The yen stood at 155.85 per U.S. dollar, preserving gains after it firmed 0.8% overnight. That move came after verbal interventions from authorities on Monday, which helped bolster the currency following an immediate weakening in the wake of Takaichi's victory. Analysts cautioned that the yen's recent resilience may be temporary as attention shifts to the new administration's fiscal stance.
Carol Kong, a currency strategist at Commonwealth Bank of Australia, argued that wider fiscal loosening under a more assertive Takaichi administration would likely see dollar-yen resume an upward trajectory. "With fiscal policy set to loosen further under a bolder Takaichi administration, I think dollar-yen will ultimately resume strengthening, and we continue to forecast dollar-yen to increase to 164 by year-end," she said.

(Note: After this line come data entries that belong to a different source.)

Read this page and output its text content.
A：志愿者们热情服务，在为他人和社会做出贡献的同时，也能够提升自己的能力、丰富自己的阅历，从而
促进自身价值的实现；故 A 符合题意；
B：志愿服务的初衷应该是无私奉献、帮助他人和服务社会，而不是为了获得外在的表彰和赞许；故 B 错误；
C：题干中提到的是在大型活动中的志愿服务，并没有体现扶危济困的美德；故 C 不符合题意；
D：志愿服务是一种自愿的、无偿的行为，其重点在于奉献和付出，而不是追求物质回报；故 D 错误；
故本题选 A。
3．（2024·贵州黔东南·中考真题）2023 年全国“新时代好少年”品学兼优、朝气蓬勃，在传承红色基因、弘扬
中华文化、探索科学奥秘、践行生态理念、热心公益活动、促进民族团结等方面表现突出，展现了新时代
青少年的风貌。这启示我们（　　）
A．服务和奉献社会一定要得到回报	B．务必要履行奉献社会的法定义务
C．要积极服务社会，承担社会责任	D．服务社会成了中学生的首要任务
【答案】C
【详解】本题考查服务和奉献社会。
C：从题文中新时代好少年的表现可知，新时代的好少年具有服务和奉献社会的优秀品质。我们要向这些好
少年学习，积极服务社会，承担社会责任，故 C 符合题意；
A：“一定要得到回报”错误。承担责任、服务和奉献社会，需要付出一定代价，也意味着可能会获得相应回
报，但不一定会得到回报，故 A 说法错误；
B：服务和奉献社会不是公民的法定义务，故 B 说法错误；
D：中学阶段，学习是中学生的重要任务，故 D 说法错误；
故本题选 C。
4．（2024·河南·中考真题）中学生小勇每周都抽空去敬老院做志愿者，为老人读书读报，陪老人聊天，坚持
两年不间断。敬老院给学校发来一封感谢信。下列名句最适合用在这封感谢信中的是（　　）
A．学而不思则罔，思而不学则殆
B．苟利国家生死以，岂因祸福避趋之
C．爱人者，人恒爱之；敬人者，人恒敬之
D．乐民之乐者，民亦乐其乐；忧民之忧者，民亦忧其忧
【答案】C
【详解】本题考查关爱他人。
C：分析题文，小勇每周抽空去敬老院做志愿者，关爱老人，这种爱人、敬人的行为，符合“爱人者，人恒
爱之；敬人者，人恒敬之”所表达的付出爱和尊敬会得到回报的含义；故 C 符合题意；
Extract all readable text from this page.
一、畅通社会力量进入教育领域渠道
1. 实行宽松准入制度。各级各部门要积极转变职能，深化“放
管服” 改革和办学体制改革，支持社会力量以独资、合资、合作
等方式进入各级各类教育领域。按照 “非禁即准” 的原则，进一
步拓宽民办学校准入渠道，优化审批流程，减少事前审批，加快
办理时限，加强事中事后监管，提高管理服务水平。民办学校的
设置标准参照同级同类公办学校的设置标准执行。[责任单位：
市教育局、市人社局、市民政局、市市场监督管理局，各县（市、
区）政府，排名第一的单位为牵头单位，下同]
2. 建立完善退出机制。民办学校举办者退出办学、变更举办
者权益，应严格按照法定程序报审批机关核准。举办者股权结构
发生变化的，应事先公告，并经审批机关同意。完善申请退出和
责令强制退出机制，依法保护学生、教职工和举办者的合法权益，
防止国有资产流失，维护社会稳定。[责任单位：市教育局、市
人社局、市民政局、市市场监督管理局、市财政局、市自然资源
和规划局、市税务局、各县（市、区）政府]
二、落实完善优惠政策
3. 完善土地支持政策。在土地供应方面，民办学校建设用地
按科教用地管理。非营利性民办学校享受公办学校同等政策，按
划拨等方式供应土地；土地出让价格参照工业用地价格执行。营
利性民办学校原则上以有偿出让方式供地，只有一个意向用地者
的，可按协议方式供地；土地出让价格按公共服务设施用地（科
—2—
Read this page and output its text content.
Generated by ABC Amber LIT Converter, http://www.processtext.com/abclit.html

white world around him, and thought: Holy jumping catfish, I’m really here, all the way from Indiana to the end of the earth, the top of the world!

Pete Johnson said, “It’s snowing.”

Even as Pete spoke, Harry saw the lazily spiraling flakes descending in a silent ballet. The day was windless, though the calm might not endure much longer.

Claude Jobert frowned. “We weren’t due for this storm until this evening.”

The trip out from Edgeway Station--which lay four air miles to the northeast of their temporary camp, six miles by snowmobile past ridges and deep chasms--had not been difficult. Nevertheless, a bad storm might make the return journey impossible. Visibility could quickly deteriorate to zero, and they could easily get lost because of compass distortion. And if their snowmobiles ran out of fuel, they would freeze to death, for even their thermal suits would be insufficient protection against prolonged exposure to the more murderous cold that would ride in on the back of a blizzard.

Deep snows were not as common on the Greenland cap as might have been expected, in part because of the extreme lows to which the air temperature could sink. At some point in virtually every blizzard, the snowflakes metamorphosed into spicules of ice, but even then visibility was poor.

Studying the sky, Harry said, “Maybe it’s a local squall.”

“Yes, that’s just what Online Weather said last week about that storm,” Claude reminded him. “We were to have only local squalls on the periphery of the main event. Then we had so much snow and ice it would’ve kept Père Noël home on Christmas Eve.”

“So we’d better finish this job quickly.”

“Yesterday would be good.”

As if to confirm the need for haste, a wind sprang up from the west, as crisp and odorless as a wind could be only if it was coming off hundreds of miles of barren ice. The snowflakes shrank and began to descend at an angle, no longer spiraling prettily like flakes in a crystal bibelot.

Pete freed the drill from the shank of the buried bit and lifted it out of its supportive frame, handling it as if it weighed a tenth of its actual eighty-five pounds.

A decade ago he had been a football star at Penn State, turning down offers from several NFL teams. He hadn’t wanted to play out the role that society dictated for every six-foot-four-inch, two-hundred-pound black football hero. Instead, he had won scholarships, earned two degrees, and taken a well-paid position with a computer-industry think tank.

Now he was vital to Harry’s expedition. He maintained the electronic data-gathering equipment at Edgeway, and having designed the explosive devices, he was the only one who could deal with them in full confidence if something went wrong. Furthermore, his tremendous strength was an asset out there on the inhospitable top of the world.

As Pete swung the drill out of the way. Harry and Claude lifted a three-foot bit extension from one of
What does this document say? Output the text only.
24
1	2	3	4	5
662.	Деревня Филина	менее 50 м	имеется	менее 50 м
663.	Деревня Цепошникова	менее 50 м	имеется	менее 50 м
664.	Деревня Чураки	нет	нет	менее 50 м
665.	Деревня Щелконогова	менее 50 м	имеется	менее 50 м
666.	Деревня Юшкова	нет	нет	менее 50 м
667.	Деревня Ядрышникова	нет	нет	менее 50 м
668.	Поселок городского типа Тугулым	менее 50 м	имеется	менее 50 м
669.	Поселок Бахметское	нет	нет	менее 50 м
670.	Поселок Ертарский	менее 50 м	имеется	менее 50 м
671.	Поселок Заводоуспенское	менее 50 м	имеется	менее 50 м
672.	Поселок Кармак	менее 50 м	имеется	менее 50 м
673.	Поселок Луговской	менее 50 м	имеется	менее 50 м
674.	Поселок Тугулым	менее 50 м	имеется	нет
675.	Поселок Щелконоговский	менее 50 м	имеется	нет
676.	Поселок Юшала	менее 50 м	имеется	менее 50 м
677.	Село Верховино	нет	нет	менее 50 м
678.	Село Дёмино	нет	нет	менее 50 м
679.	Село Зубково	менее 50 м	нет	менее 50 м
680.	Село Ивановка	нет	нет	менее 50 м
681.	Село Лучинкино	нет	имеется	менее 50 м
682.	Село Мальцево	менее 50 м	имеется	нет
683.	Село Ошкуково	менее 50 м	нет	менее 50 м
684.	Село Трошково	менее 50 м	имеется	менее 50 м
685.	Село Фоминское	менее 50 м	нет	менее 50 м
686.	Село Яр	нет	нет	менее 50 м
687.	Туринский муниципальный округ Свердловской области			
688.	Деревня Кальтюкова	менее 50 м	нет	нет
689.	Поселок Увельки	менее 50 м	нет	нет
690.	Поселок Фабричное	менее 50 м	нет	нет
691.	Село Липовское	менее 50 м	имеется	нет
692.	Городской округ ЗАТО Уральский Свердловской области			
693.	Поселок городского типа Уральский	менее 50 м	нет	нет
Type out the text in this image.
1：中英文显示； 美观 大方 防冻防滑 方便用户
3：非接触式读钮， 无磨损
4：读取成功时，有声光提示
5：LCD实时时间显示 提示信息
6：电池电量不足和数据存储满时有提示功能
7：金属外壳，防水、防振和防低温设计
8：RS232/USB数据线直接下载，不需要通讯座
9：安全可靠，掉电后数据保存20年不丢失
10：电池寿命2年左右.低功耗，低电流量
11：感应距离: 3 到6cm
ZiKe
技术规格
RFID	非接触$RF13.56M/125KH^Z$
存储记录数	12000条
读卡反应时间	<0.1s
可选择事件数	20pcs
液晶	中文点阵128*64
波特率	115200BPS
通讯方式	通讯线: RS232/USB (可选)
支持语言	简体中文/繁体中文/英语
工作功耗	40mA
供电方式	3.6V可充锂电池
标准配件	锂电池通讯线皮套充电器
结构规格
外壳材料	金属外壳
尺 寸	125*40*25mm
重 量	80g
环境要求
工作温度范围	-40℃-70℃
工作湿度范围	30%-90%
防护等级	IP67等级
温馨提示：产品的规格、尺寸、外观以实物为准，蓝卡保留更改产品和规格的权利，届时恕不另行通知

Market strategists also noted that while the yen has retraced some losses against a range of currencies since Takaichi assumed leadership, it was showing renewed weakness against the Swiss franc and the euro on Tuesday. OCBC strategists cautioned that a more sustained decline in dollar-yen would require clear signals that fiscal policy will not be excessively loose. They added that "a firmer, more hawkish tone from the BoJ may also be needed to anchor expectations and drive a more durable decline in USDJPY."
Elsewhere in foreign exchange, the euro eased slightly to $1.19 after jumping 0.85% on Monday, while the dollar index - which tracks the greenback against a basket of six currencies - was at 96.952, near a one-week low.
Traders pointed to media reports that China had encouraged local banks to diversify away from U.S. Treasuries as a factor weighing on the dollar. That suggestion of reduced demand for U.S. government debt helped sap some support from the currency in overnight trade.
Data-heavy week
Investor attention is squarely on U.S. monthly labor and inflation reports that were delayed slightly because of a recent three-day government shutdown. The January nonfarm payrolls report is due on Wednesday and is expected to show an increase of 70,000 jobs, according to a Reuters poll.
White House economic adviser Kevin Hassett warned on Monday that U.S. job gains could be smaller in coming months, citing slower labour force growth and higher productivity as contributing factors.
Market participants are attempting to determine whether recent softening in the labor market has levelled off. "Markets will be squarely focused on a number of key U.S. data releases, including payrolls tomorrow and CPI later," said CBA's Kong, noting that the bank expects payrolls to come in below consensus and that such a result would keep pressure on the dollar.
Traders continue to price in two Federal Reserve rate cuts this year, with the first anticipated in June. However, markets remain on edge about a possible shift in U.S. policy direction following the nomination of Kevin Warsh to succeed Jerome Powell as Fed chair.
Other currencies
- The Australian dollar slipped 0.2% to $0.7079.
- The New Zealand dollar traded at $0.6045, down 0.2%.
With multiple high-impact data releases ahead, and geopolitical and policy developments in Japan and China continuing to influence flows, currency markets are expected to remain sensitive to incoming information through the week.